As I approached Roenick, a bodyguard stepped in front of me. J.R., as he was known by us Hawks fans, pushed the bodyguard aside.

"Yes, young man?" Roenick said, before signing my Hawks jersey then rubbing the hair on my head.

I was starstruck. All the rumors I'd read at the time were true. He was at a Wolves game, right in front of my adolescent eyes.

For those of us who followed hockey at the time, seeing Roenick in such a public setting made him an "everyman" in the eyes of Chicago sports fans.

Which may have also been part of why he was unpopularly traded under former iron-fisted owner Bill Wirtz, as well-founded rumors had Roenick potentially fleeing to those same Wolves during a 1990s lockout. It was bad for business in an era when Wirtz refused to even televise Hawks home games.

Like Belfour, Roenick's only crime?

He didn't win a Stanley Cup with the Hawks.

Looking back, that night was the beginning of the end. That May 8, or should I say May 9, 1996.

Two careers linked to one moment, that triple overtime loss which I still contend, changed Chicago Blackhawks history forever.

Ed Belfour and Jeremy Roenick weren't Chicago Blachhawks for life for one reason alone, and that was the elder Wirtz and his stubbornness.

He was a businessman, not a hand-shaker.

But with time, comes perspective. There are six Blackhawks with their jerseys retired.

It's time we stop punishing the fact these two men, who epitomized what it meant to be a Chicago Blackhawk and NHL superstars, for the fact they were disliked by their owner at the time. Who forced both out of town over kneejerk reactions to situations that I still don't understand fully to this day.

Much like I call the Cubs out for needing to change their culture because of things like billy goats, cats, the '03 Marlins (I'm not using his name, give it a rest for a while) and nonsense like that, I too, am taking the Hawks to task and asking them.

Why aren't the numbers of Ed Belfour, #30, and Jeremy Roenick, #27, retired and resting in the United Center rafters?

When the Hawks won the Cup in 2010, on national TV, Roenick cried. Take a look. It's enough to make this Chicago fan tear up.
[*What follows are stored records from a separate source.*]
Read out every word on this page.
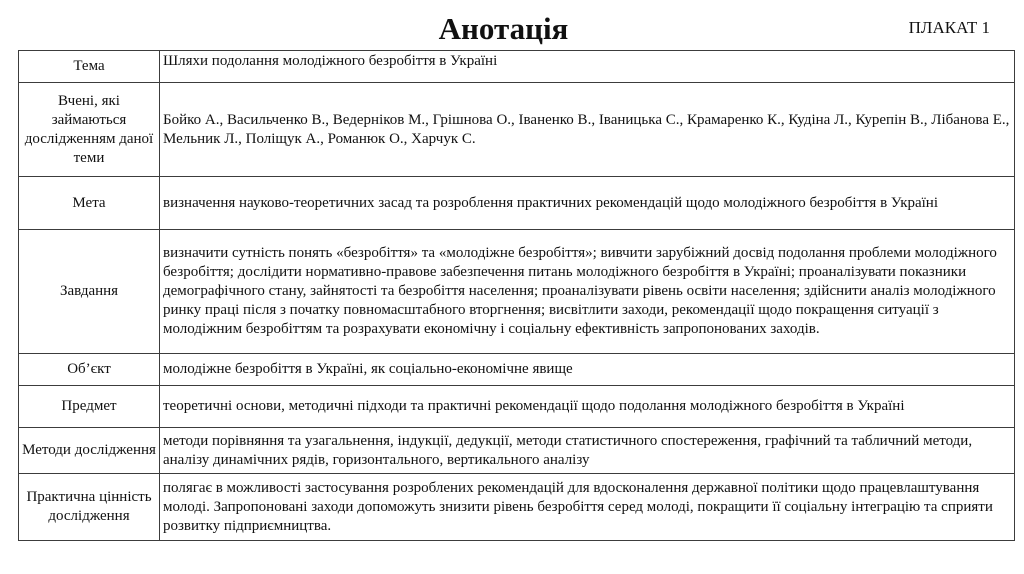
Анотація	ПЛАКАТ 1
Тема	Шляхи подолання молодіжного безробіття в Україні
Вчені, які займаються дослідженням даної теми	Бойко А., Васильченко В., Ведерніков М., Грішнова О., Іваненко В., Іваницька С., Крамаренко К., Кудіна Л., Курепін В., Лібанова Е., Мельник Л., Поліщук А., Романюк О., Харчук С.
Мета	визначення науково-теоретичних засад та розроблення практичних рекомендацій щодо молодіжного безробіття в Україні
Завдання	визначити сутність понять «безробіття» та «молодіжне безробіття»; вивчити зарубіжний досвід подолання проблеми молодіжного безробіття; дослідити нормативно-правове забезпечення питань молодіжного безробіття в Україні; проаналізувати показники демографічного стану, зайнятості та безробіття населення; проаналізувати рівень освіти населення; здійснити аналіз молодіжного ринку праці після з початку повномасштабного вторгнення; висвітлити заходи, рекомендації щодо покращення ситуації з молодіжним безробіттям та розрахувати економічну і соціальну ефективність запропонованих заходів.
Об’єкт	молодіжне безробіття в Україні, як соціально-економічне явище
Предмет	теоретичні основи, методичні підходи та практичні рекомендації щодо подолання молодіжного безробіття в Україні
Методи дослідження	методи порівняння та узагальнення, індукції, дедукції, методи статистичного спостереження, графічний та табличний методи, аналізу динамічних рядів, горизонтального, вертикального аналізу
Практична цінність дослідження	полягає в можливості застосування розроблених рекомендацій для вдосконалення державної політики щодо працевлаштування молоді. Запропоновані заходи допоможуть знизити рівень безробіття серед молоді, покращити її соціальну інтеграцію та сприяти розвитку підприємництва.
http://www.youtube.com/watch?v=3Vfo5xSAnfo

The man wanted more than anything not just to win a Stanley Cup, but to win it in Chicago. He was and still is, like Belfour, Chicago Blackhawk hockey, personified.

In this world, we are lucky in that we often have the chance to right our wrongs. Put the past away, Hawks. Your grudges, your disagreements. And if there are no longer any, all the more reason to invite these gentlemen back.

These men were among the best not just to ever don your red, white and black sweaters, but among the best players of all-time.

Do the right thing, Hawks. It's time.